The bachelor brothers, lean and smiling from their 6’6” world view, delighted in showing off the product of their nearly 40 years of labor to an appreciative audience.
“We started with model car kits when we were 12 or 13,” said Jimmy, “and we started making things for this display in 1976.”
The pair share a Chevy Silverado and work for hire in light construction, home building, cabinet making and remodeling, but their passion is in adding to their miniature world of vehicles, farm implements, silos and everything in between.
“We’re early risers — around 5 a.m. — and we work on this for close to two hours before breakfast — and if we get a good blizzard, we do it then, too,” grinned Jerry, adding that their work area is in their home’s basement.
“I’m building a fifth-wheel camper with three slides,” said Jimmy of his current project.
The sons of Tracy DeKam, 86, and the late Peter J. DeKam of Ruthton, Jimmy and Jerry live on the family acreage with Tracy, who continues as the brothers’ chief cook and bottle washer.
“They eat everything,” she declared. “They don’t have any favorites — and I don’t like to cook,” she laughed, glancing upwards at her lanky sons.
Jerry and Jimmy estimate they’ve assembled 160 model car kits over the years, and at least 17 semi tractor kits. They have a weakness for Mustangs, Corvettes and Camaros, as well as a fondness for all things John Deere.
They employ generous portions of patience, time, skill and ingenuity in the pursuit of their craft, with Jerry describing how their soaring silos were constructed of beveled wood strips glued into a cylindrical shape before being turned on a lathe.
The DeKams also save all scraps and extra parts from any models they construct, turning them into unexpected items as part of their impressive toy world.

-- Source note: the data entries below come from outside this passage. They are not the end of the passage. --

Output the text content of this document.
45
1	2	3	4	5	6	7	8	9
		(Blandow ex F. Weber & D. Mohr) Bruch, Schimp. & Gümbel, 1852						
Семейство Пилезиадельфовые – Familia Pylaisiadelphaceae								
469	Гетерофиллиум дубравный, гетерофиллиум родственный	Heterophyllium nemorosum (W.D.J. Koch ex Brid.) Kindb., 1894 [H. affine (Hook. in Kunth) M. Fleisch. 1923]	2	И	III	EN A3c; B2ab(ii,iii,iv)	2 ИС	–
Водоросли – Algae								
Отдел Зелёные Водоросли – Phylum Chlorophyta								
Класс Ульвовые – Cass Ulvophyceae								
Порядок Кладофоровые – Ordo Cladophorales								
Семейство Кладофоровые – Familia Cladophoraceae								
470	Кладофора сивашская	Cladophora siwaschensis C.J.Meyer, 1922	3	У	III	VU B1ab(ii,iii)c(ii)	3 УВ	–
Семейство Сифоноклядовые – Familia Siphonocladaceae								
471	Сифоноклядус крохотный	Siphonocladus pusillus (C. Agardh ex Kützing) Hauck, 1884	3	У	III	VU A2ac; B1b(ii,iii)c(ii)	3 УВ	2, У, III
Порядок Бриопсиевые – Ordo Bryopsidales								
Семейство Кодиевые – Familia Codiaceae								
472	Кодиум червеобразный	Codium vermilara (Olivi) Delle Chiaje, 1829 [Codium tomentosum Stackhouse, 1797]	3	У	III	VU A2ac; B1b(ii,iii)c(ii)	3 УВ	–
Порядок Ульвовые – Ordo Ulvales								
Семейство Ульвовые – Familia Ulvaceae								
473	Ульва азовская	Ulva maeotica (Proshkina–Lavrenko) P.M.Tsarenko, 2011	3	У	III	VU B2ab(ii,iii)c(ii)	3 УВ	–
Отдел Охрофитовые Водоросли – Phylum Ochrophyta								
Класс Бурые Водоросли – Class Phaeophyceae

“Sally Zuehlke recruited us to come here,” said Jerry of their appearance at the Worthington festival. The Old-Fashioned 4th of July is their first exhibit here, though they have at least two relatives who are local residents — Bev Gravenhof and Darla DeKam.
It’s only been in recent years — since Ruthton’s 125th anniversary, when they first displayed their work — that they’ve gone public with their hobby. Things snowballed from there, with the DeKams now regularly attending the antique power threshing event in Hanley Falls and a toy show in New Ulm, among other sites.
“We do it to relax,” said Jimmy of the twins’ distinctive hobby. “Other people read or knit, but this is what we do to unwind.”
But at 5 a.m.? What about the evenings?
“At 7 p.m., I’m probably sleeping in my chair or watching a Twins game,” laughed Jerry. “I’m a Twins fan, sink or swim.”